Tout se déroulait sous le mode de l'urgence. Il fallait au plus vite faire tomber une mesure qui s'appliquerait bientôt, et en même temps un gouvernement en fin de mandat, usé par le pouvoir, peu à l'écoute et arrogant. Pour y arriver, il fallait de grandes manifestations, preuves vivantes d'un mouvement collectif puissant et significatif. Puis, devant la volonté du gouvernement de réprimer le mouvement plutôt que de l'entendre, les gens ont pris la rue avec leurs casseroles, dans un élan qui mêlait la colère, la surprise et la jubilation.

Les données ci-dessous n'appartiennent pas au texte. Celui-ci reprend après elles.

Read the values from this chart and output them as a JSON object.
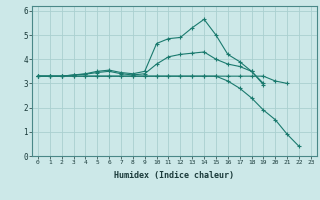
{
  "xlabel": "Humidex (Indice chaleur)",
  "bg_color": "#cce8e8",
  "grid_color": "#aad0d0",
  "line_color": "#1a7a6e",
  "xlim": [
    -0.5,
    23.5
  ],
  "ylim": [
    0,
    6.2
  ],
  "yticks": [
    0,
    1,
    2,
    3,
    4,
    5,
    6
  ],
  "xticks": [
    0,
    1,
    2,
    3,
    4,
    5,
    6,
    7,
    8,
    9,
    10,
    11,
    12,
    13,
    14,
    15,
    16,
    17,
    18,
    19,
    20,
    21,
    22,
    23
  ],
  "series": [
    {
      "x": [
        0,
        1,
        2,
        3,
        4,
        5,
        6,
        7,
        8,
        9,
        10,
        11,
        12,
        13,
        14,
        15,
        16,
        17,
        18,
        19
      ],
      "y": [
        3.3,
        3.3,
        3.3,
        3.35,
        3.4,
        3.5,
        3.55,
        3.45,
        3.4,
        3.5,
        4.65,
        4.85,
        4.9,
        5.3,
        5.65,
        5.0,
        4.2,
        3.9,
        3.5,
        2.95
      ]
    },
    {
      "x": [
        0,
        1,
        2,
        3,
        4,
        5,
        6,
        7,
        8,
        9,
        10,
        11,
        12,
        13,
        14,
        15,
        16,
        17,
        18,
        19
      ],
      "y": [
        3.3,
        3.3,
        3.3,
        3.35,
        3.38,
        3.45,
        3.5,
        3.4,
        3.35,
        3.4,
        3.8,
        4.1,
        4.2,
        4.25,
        4.3,
        4.0,
        3.8,
        3.7,
        3.5,
        3.0
      ]
    },
    {
      "x": [
        0,
        1,
        2,
        3,
        4,
        5,
        6,
        7,
        8,
        9,
        10,
        11,
        12,
        13,
        14,
        15,
        16,
        17,
        18,
        19,
        20,
        21
      ],
      "y": [
        3.3,
        3.3,
        3.3,
        3.3,
        3.3,
        3.3,
        3.3,
        3.3,
        3.3,
        3.3,
        3.3,
        3.3,
        3.3,
        3.3,
        3.3,
        3.3,
        3.3,
        3.3,
        3.3,
        3.3,
        3.1,
        3.0
      ]
    },
    {
      "x": [
        0,
        1,
        2,
        3,
        4,
        5,
        6,
        7,
        8,
        9,
        10,
        11,
        12,
        13,
        14,
        15,
        16,
        17,
        18,
        19,
        20,
        21,
        22
      ],
      "y": [
        3.3,
        3.3,
        3.3,
        3.3,
        3.3,
        3.3,
        3.3,
        3.3,
        3.3,
        3.3,
        3.3,
        3.3,
        3.3,
        3.3,
        3.3,
        3.3,
        3.1,
        2.8,
        2.4,
        1.9,
        1.5,
        0.9,
        0.4
      ]
    }
  ]
}
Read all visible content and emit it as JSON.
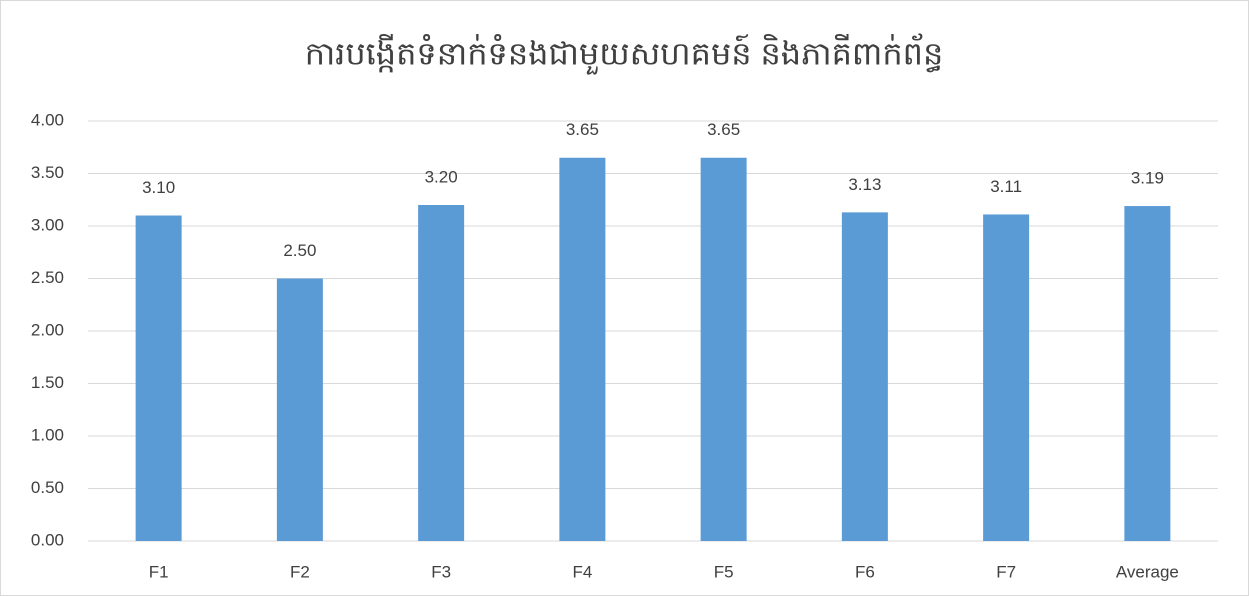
{
  "chart_data": {
    "type": "bar",
    "title": "ការបង្កើតទំនាក់ទំនងជាមួយសហគមន៍ និងភាគីពាក់ព័ន្ធ",
    "categories": [
      "F1",
      "F2",
      "F3",
      "F4",
      "F5",
      "F6",
      "F7",
      "Average"
    ],
    "values": [
      3.1,
      2.5,
      3.2,
      3.65,
      3.65,
      3.13,
      3.11,
      3.19
    ],
    "value_labels": [
      "3.10",
      "2.50",
      "3.20",
      "3.65",
      "3.65",
      "3.13",
      "3.11",
      "3.19"
    ],
    "color": "#5b9bd5",
    "ylim": [
      0,
      4
    ],
    "yticks": [
      {
        "value": 0,
        "label": "0.00"
      },
      {
        "value": 0.5,
        "label": "0.50"
      },
      {
        "value": 1,
        "label": "1.00"
      },
      {
        "value": 1.5,
        "label": "1.50"
      },
      {
        "value": 2,
        "label": "2.00"
      },
      {
        "value": 2.5,
        "label": "2.50"
      },
      {
        "value": 3,
        "label": "3.00"
      },
      {
        "value": 3.5,
        "label": "3.50"
      },
      {
        "value": 4,
        "label": "4.00"
      }
    ],
    "grid": true
  }
}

Aujourd'hui, le début des grèves étudiantes ont un air de réchauffé : mêmes votes tourmentés dans les associations étudiantes, mêmes réactions de repli des anti-grèvistes en évoquant la loi et les injonctions, mêmes manifestations dans les mêmes lieux, mêmes réactions outrées dans les grands médias, même refus d'écouter du gouvernement, mêmes tactiques policières, même violence.

Pourtant, la situation, elle, n'est en rien comparable. Les grèves étudiantes aujourd'hui sont un élément d'un mouvement beaucoup plus large contre des mesures d'austérité imposées par les libéraux, qui n'ont pas été élus pour les appliquer. La bataille concerne des bouleversements sociaux qui ont été clairement anticipés en 2012, mais qui sont maintenant plus tangibles et menaçants. Il ne s'agit plus d'éducation seulement, mais d'une remise en cause radicale du modèle québécois.

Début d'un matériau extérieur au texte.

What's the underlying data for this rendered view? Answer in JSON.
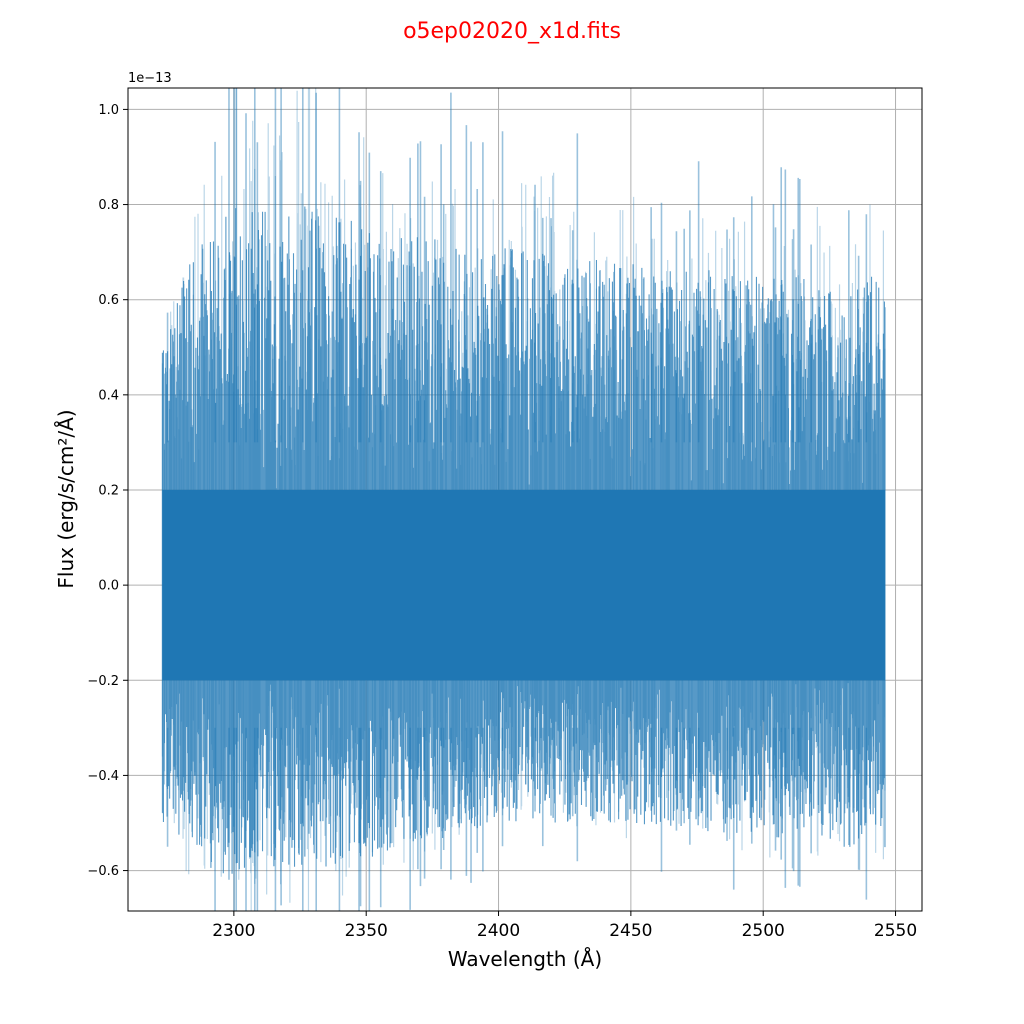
{
  "chart_data": {
    "type": "line",
    "title": "o5ep02020_x1d.fits",
    "title_color": "#ff0000",
    "xlabel": "Wavelength (Å)",
    "ylabel": "Flux (erg/s/cm²/Å)",
    "y_offset_text": "1e−13",
    "xlim": [
      2260,
      2560
    ],
    "ylim": [
      -0.685,
      1.045
    ],
    "x_ticks": [
      2300,
      2350,
      2400,
      2450,
      2500,
      2550
    ],
    "x_tick_labels": [
      "2300",
      "2350",
      "2400",
      "2450",
      "2500",
      "2550"
    ],
    "y_ticks": [
      -0.6,
      -0.4,
      -0.2,
      0.0,
      0.2,
      0.4,
      0.6,
      0.8,
      1.0
    ],
    "y_tick_labels": [
      "−0.6",
      "−0.4",
      "−0.2",
      "0.0",
      "0.2",
      "0.4",
      "0.6",
      "0.8",
      "1.0"
    ],
    "grid": true,
    "series_color": "#1f77b4",
    "series": [
      {
        "x_range": [
          2273,
          2546
        ],
        "core_band": [
          -0.2,
          0.2
        ],
        "spike_max": 1.045,
        "spike_min": -0.685,
        "peak_envelope": [
          {
            "x": 2273,
            "y": 0.55
          },
          {
            "x": 2285,
            "y": 0.85
          },
          {
            "x": 2300,
            "y": 1.0
          },
          {
            "x": 2325,
            "y": 1.0
          },
          {
            "x": 2360,
            "y": 0.9
          },
          {
            "x": 2400,
            "y": 0.85
          },
          {
            "x": 2450,
            "y": 0.8
          },
          {
            "x": 2500,
            "y": 0.75
          },
          {
            "x": 2546,
            "y": 0.75
          }
        ],
        "trough_envelope": [
          {
            "x": 2273,
            "y": -0.5
          },
          {
            "x": 2290,
            "y": -0.68
          },
          {
            "x": 2330,
            "y": -0.68
          },
          {
            "x": 2360,
            "y": -0.6
          },
          {
            "x": 2400,
            "y": -0.5
          },
          {
            "x": 2450,
            "y": -0.5
          },
          {
            "x": 2500,
            "y": -0.55
          },
          {
            "x": 2546,
            "y": -0.6
          }
        ]
      }
    ]
  }
}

Le gouvernement s'appuie sur son statut de gouvernement majoritaire fraichement élu. Il donne une légitimité à ses actions par des commissions - commission Robillard, commission Godbout - soutenues par des «consultations» qui n'entendent vraiment que les alliés. Son aveuglement idéologique, son soutien imparable à l'entreprise privée, son obsession de faire baisser les impôts rendent le dialogue très difficile. Le projet de redresser les finances publiques n'est qu'un prétexte fallacieux, puisque ce gouvernement n'a pas manifesté la moindre intention d'aller chercher davantage de revenus, comme lui demandent tant de citoyens.

Si ce gouvernement parvient à ses fins, le Québec ne sera plus le même à la fin de son mandat : les services publics auront été affaiblis, réduits. Les inégalités sociales seront plus grandes. Les employés de l'État pourraient voir leur salaire diminué, tenant compte de l'inflation. L'impôt progressif, mode de distribution solidaire de la richesse, reculera devant une taxation régressive, à l'image d'une société individualiste. Les programmes sociaux sérieusement atteints, nombre de personnes seront abandonnées, ou devront se soumettre aux caprices de la charité et à l'humiliation qui en découle. Et notre environnement pourrait être menacé par un oléoduc permettant d'exporter le pétrole archi polluant des sables bitumineux à travers le monde.

Une telle charge de notre gouvernement dans tant de secteurs nécessite une réaction à la fois très forte et à long terme. En ce sens, les grèves étudiantes ne sont pas prématurées. Il faut plutôt admirer le courage et la vigilance de jeunes qui comprennent bien tout ce dont toute la société québécoise est victime, et la vigueur de la réponse qu'il faut donner.

De nombreuses actions contre les libéraux, qui ont eu lieu partout au Québec depuis le début de l'année, organisées entre autres par la Coalition opposée à la tarification et à la privatisation des services publics, ont montré que l'opposition doit aussi se faire sous le mode de la guérilla : des actions à plus petite échelle, nombreuses, dérangeantes mais pacifiques, avec des images fortes, se sont répétées et se poursuivront sans aucun doute. Déjà, la combattivité de ces groupes est marquante. Et à l'automne prochain, il faut s'attendre à une forte réaction syndicale devant des offres gouvernementales qui sont des reculs à tous les niveaux dans leurs conditions de travail.

À des changements plus structuraux s'organise un autre type de réactions, plus variées, à plus long terme. Le printemps de 2014 ne ressemblera pas à celui de 2012, son dynamisme ne sera pas le même. Les enjeux sont considérables et les Québécois restent attachés à un modèle qu'on ne peut pas transformer sans faire d'immenses dommages. Ainsi trouveront-ils encore de nombreuses façons de le dire.